Abstract Source: NSF
Fifty years after the passing of the Clean Air Act in the U.S., nearly half of the nation’s population is estimated to live with and breathe polluted air in 2020. The recent acceleration in the number and intensity of wildfires driven by climate change and the devastating COVID-19 pandemic have made air pollution effects on public health an even more heightened concern. This Smart and Connected Communities project builds and enhances technological, economic, political, and social infrastructures in vulnerable communities to better sense and monitor air quality, prevent exposure to respiratory hazards, and raise awareness of and battle misinformation on air quality. The research aims to build smart and connected toxic-free communities, which resonates with NSF’s mission “to advance the national health, prosperity, and welfare.” The research team collaborates with local grass-root organizations, communities, research centers, and planning agencies in two communities, Roxbury, Boston, MA and St. John the Baptist Parish, LA. The new technological approaches and air quality data generated by the project along with the deep community engagement will potentially influence and enhance policies and benefit underserved communities with more equitable access to a healthy environment.

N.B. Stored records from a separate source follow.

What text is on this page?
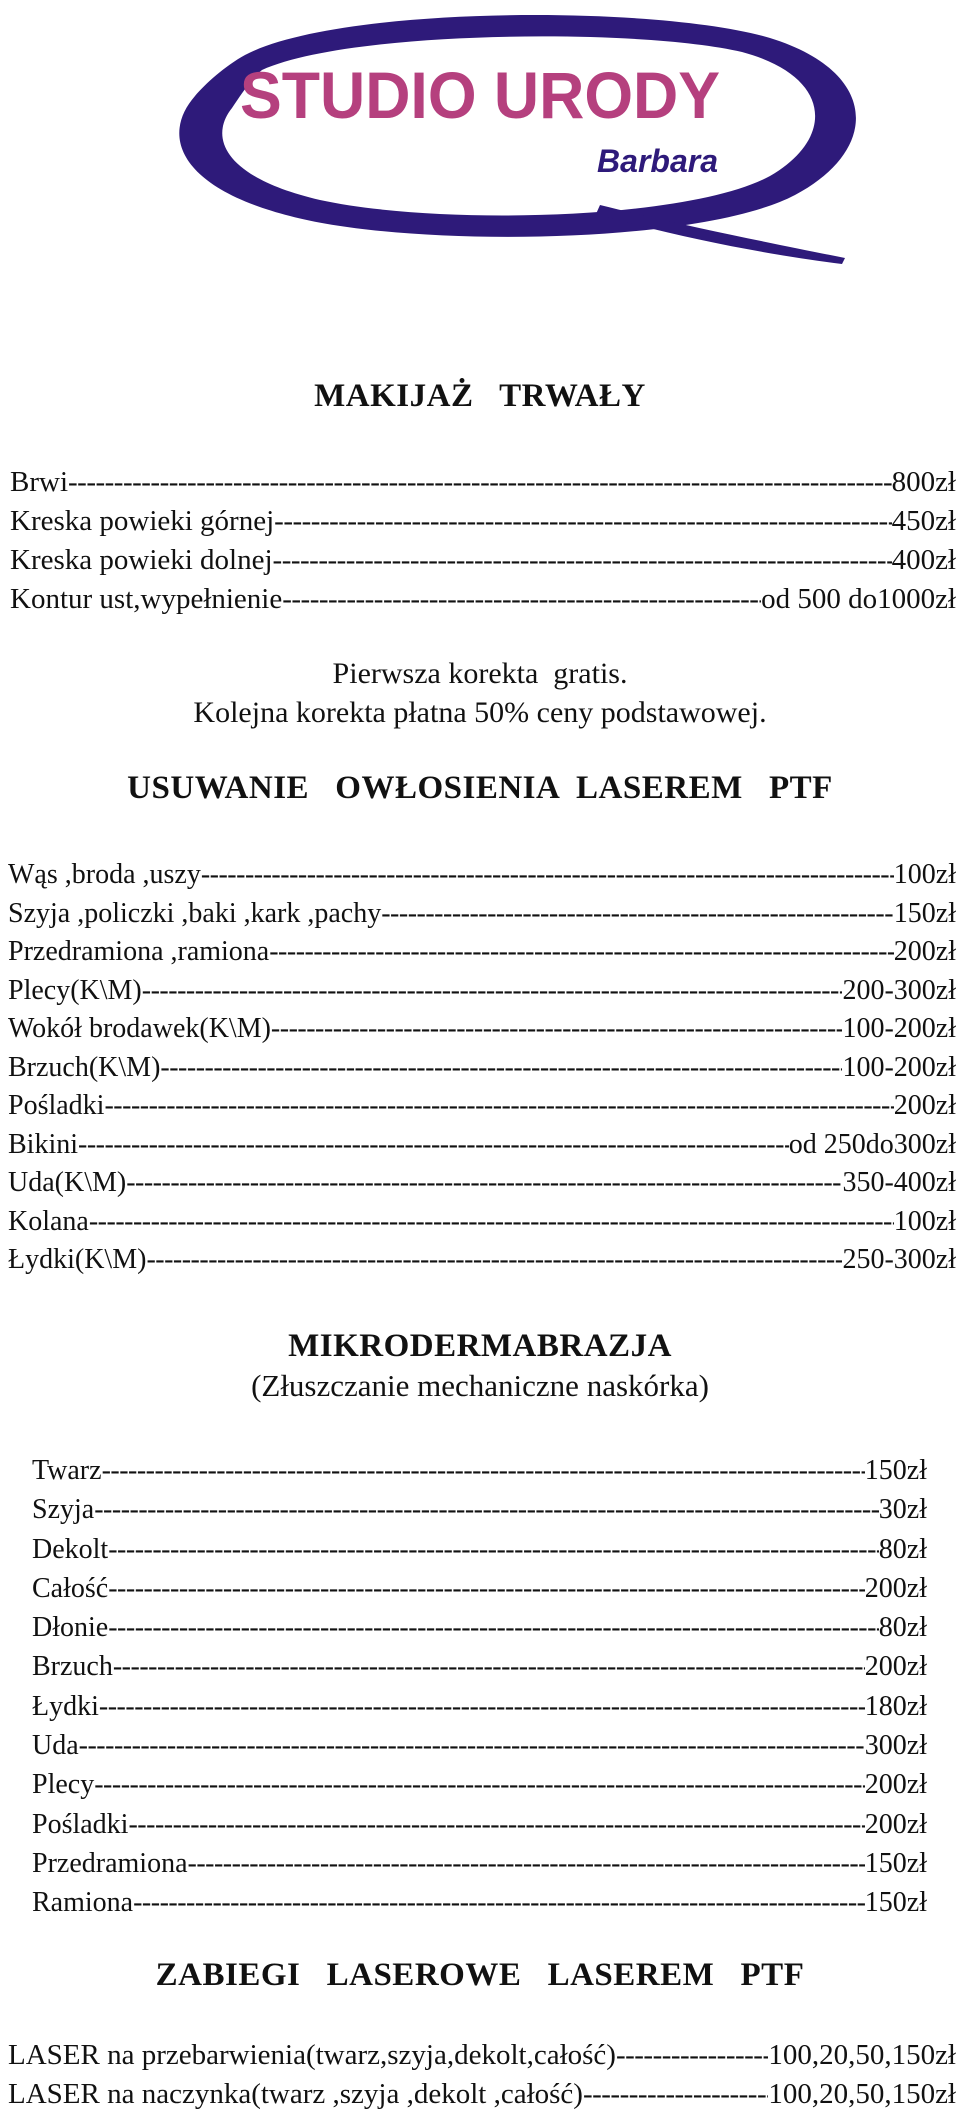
STUDIO URODY
Barbara
MAKIJAŻ   TRWAŁY
Brwi -----	800zł
Kreska powieki górnej -----	450zł
Kreska powieki dolnej -----	400zł
Kontur ust,wypełnienie -----	od 500 do1000zł
Pierwsza korekta  gratis.
Kolejna korekta płatna 50% ceny podstawowej.
USUWANIE   OWŁOSIENIA  LASEREM   PTF
Wąs ,broda ,uszy -----	100zł
Szyja ,policzki ,baki ,kark ,pachy -----	150zł
Przedramiona ,ramiona -----	200zł
Plecy(K\M) -----	200-300zł
Wokół brodawek(K\M) -----	100-200zł
Brzuch(K\M) -----	100-200zł
Pośladki -----	200zł
Bikini -----	od 250do300zł
Uda(K\M) -----	350-400zł
Kolana -----	100zł
Łydki(K\M) -----	250-300zł
MIKRODERMABRAZJA
(Złuszczanie mechaniczne naskórka)
Twarz -----	150zł
Szyja -----	30zł
Dekolt -----	80zł
Całość -----	200zł
Dłonie -----	80zł
Brzuch -----	200zł
Łydki -----	180zł
Uda -----	300zł
Plecy -----	200zł
Pośladki -----	200zł
Przedramiona -----	150zł
Ramiona -----	150zł
ZABIEGI   LASEROWE   LASEREM   PTF
LASER na przebarwienia(twarz,szyja,dekolt,całość) -----	100,20,50,150zł
LASER na naczynka(twarz ,szyja ,dekolt ,całość) -----	100,20,50,150zł
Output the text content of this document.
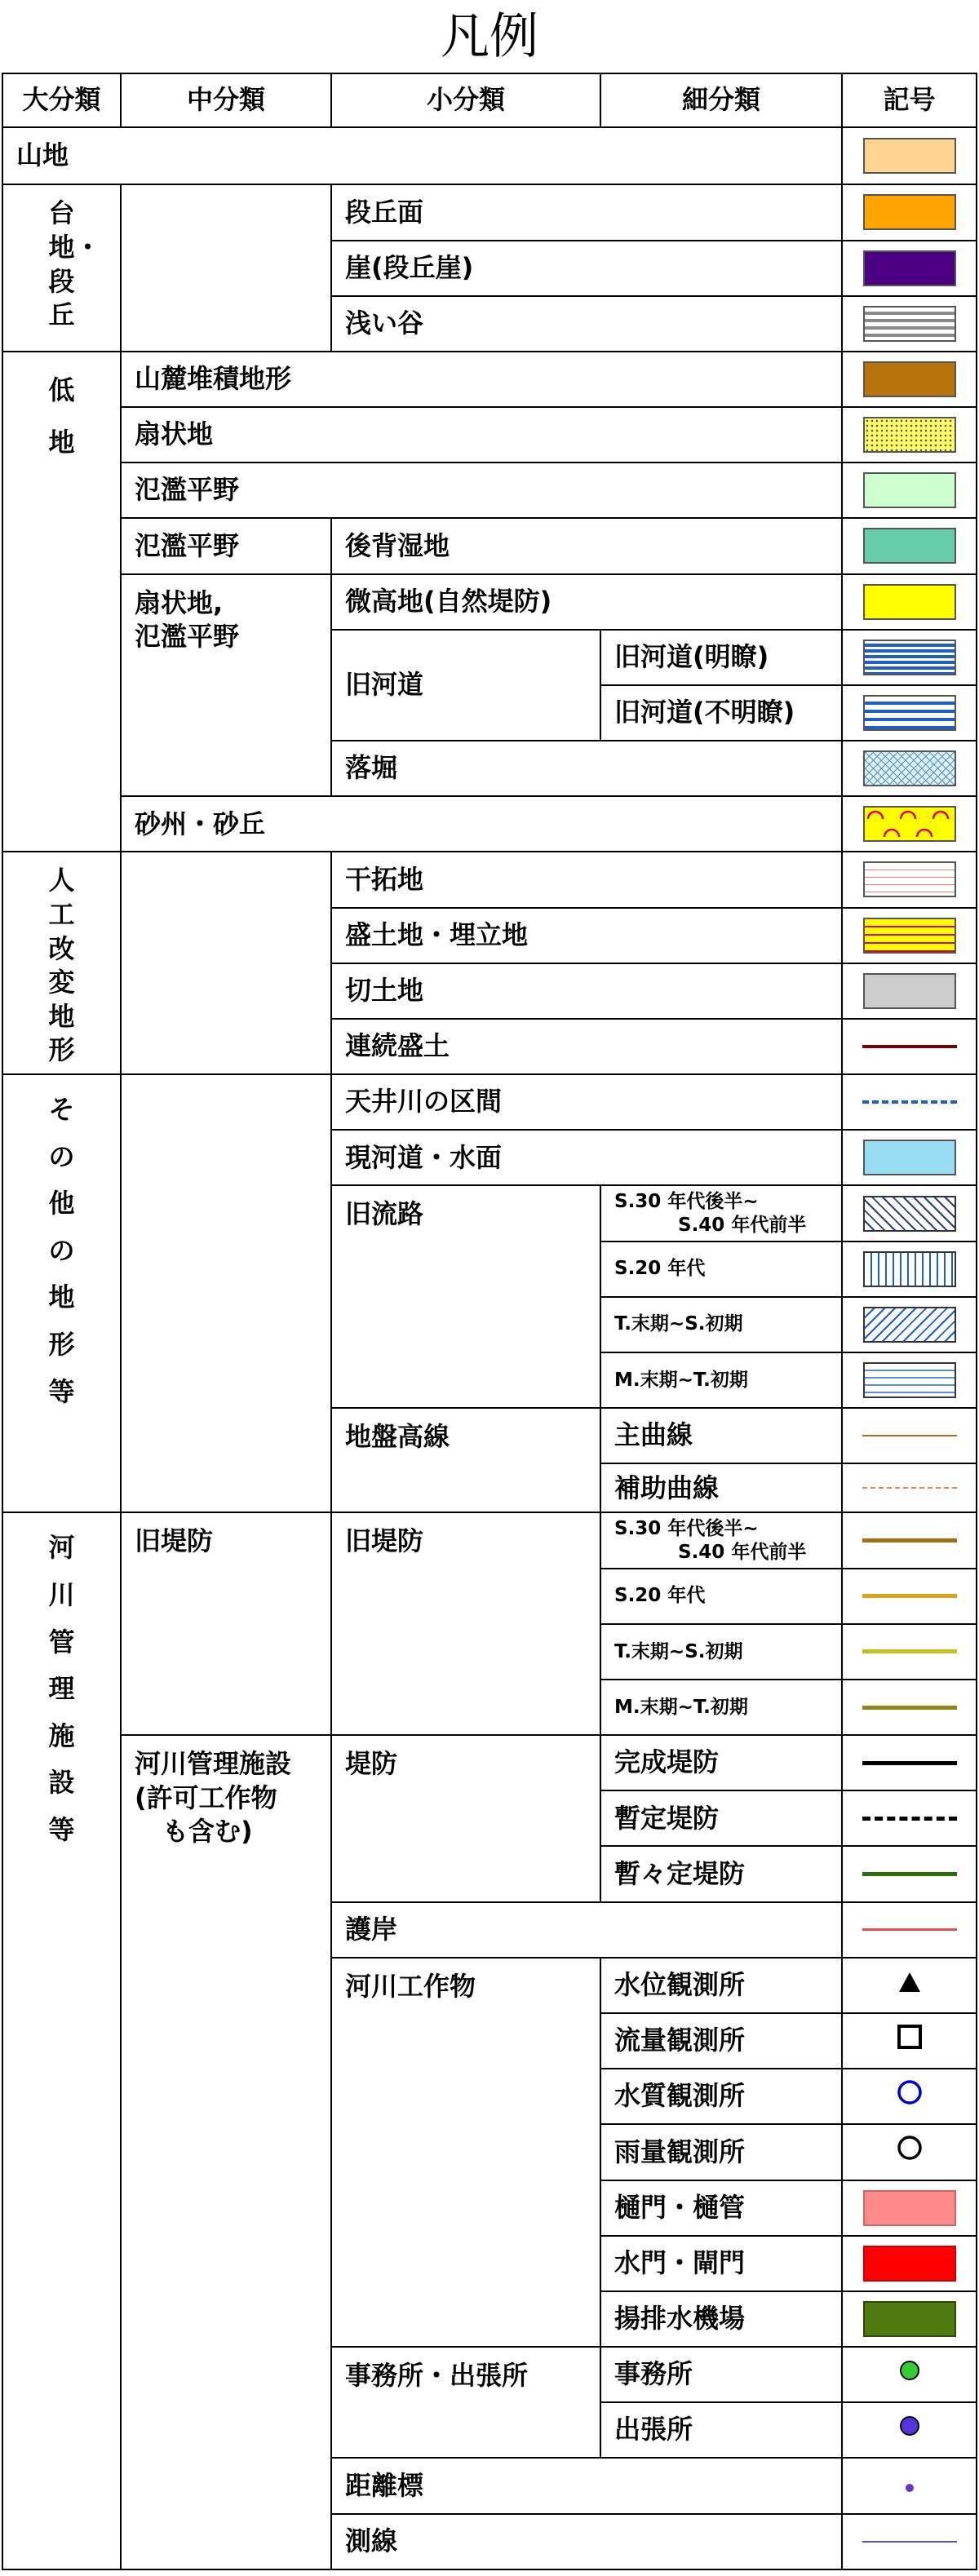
凡例
大分類	中分類	小分類	細分類	記号
山地				

台地・段丘		段丘面		

		崖(段丘崖)		

		浅い谷		

低地	山麓堆積地形			

	扇状地			

	氾濫平野			

	氾濫平野	後背湿地		

	扇状地,
氾濫平野	微高地(自然堤防)		

		旧河道	旧河道(明瞭)	

			旧河道(不明瞭)	

		落堀		

	砂州・砂丘	

人工改変地形		干拓地		

		盛土地・埋立地		

		切土地		

		連続盛土		

その他の地形等		天井川の区間		

		現河道・水面		

		旧流路	S.30 年代後半~
S.40 年代前半	

			S.20 年代	

			T.末期~S.初期	

			M.末期~T.初期	

		地盤高線	主曲線	

			補助曲線	

河川管理施設等	旧堤防	旧堤防	S.30 年代後半~
S.40 年代前半	

			S.20 年代	

			T.末期~S.初期	

			M.末期~T.初期	

	河川管理施設
(許可工作物
も含む)	堤防	完成堤防	

			暫定堤防	

			暫々定堤防	

		護岸		

		河川工作物	水位観測所	
			流量観測所	
			水質観測所	
			雨量観測所	
			樋門・樋管	

			水門・閘門	

			揚排水機場	

		事務所・出張所	事務所	
			出張所	
		距離標	
		測線		
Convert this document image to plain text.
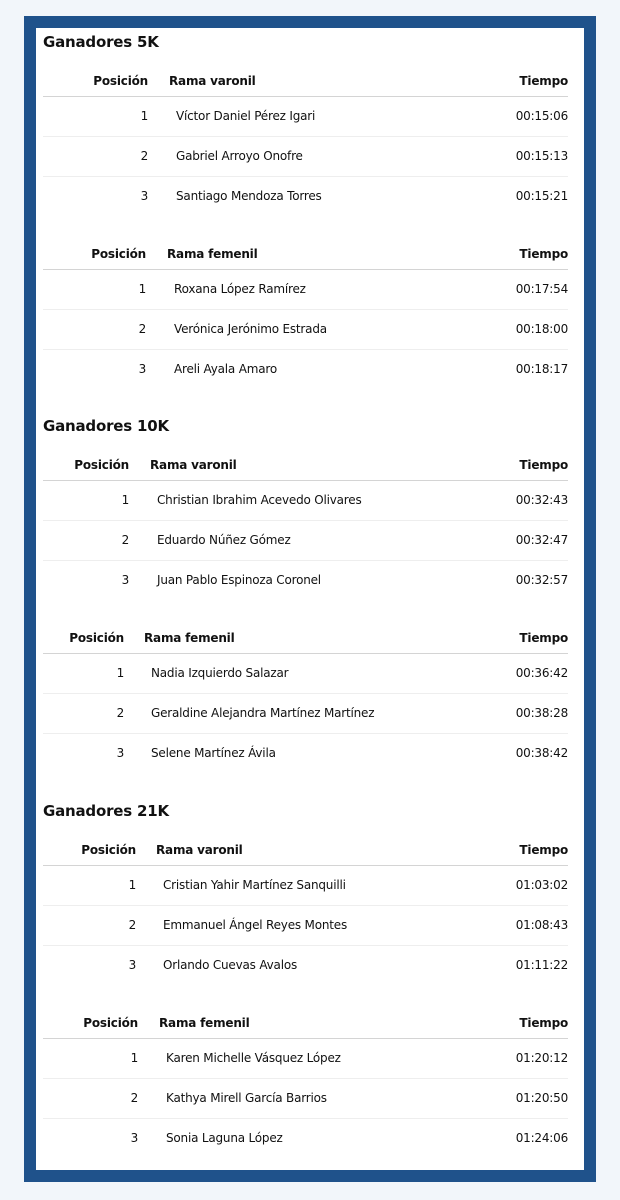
Ganadores 5K
Posición Rama varonil	Tiempo
1 Víctor Daniel Pérez Igari	00:15:06
2 Gabriel Arroyo Onofre	00:15:13
3 Santiago Mendoza Torres	00:15:21
Posición Rama femenil	Tiempo
1 Roxana López Ramírez	00:17:54
2 Verónica Jerónimo Estrada	00:18:00
3 Areli Ayala Amaro	00:18:17
Ganadores 10K
Posición Rama varonil	Tiempo
1 Christian Ibrahim Acevedo Olivares	00:32:43
2 Eduardo Núñez Gómez	00:32:47
3 Juan Pablo Espinoza Coronel	00:32:57
Posición Rama femenil	Tiempo
1 Nadia Izquierdo Salazar	00:36:42
2 Geraldine Alejandra Martínez Martínez	00:38:28
3 Selene Martínez Ávila	00:38:42
Ganadores 21K
Posición Rama varonil	Tiempo
1 Cristian Yahir Martínez Sanquilli	01:03:02
2 Emmanuel Ángel Reyes Montes	01:08:43
3 Orlando Cuevas Avalos	01:11:22
Posición Rama femenil	Tiempo
1 Karen Michelle Vásquez López	01:20:12
2 Kathya Mirell García Barrios	01:20:50
3 Sonia Laguna López	01:24:06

In this research project, the research team (1) develops data-driven approaches to seamlessly link human mobility (i.e., a person’s footprints within and beyond the residential place) and respiratory hazards measured by air quality monitors; (2) designs real-time AI technologies to connect information and communities that support both network-based interventions; and (3) deploys the methodology in two representative local communities characterized with minority and diversity both burdened by air pollution. The research focuses on volatile organic compounds (VOCs) and particulate matter (e.g., PM2.5) for their known health impacts of causing lung cancers and cardiovascular and respiratory diseases. The key deliverables of work include: (1) a data-driven and real-time AI-based framework that links multi-model data streams (e.g., geolocations, air quality, social networks, etc.) to quantify and predict air pollution exposures associated with human footprints; (2) social network-based interventions strategies developed interactively with and tested by two communities burdened by air pollution (Roxbury, Boston, MA and St. John Parish, New Orleans, LA); and (3) real-time AI-powered mobile application (App), Toxic-Free Life, for mainstream smartphones that allows real-time estimations of air exposure and supports network-based interventions.
This award reflects NSF’s statutory mission and has been deemed worthy of support through evaluation using the Foundation’s intellectual merit and broader impacts review criteria.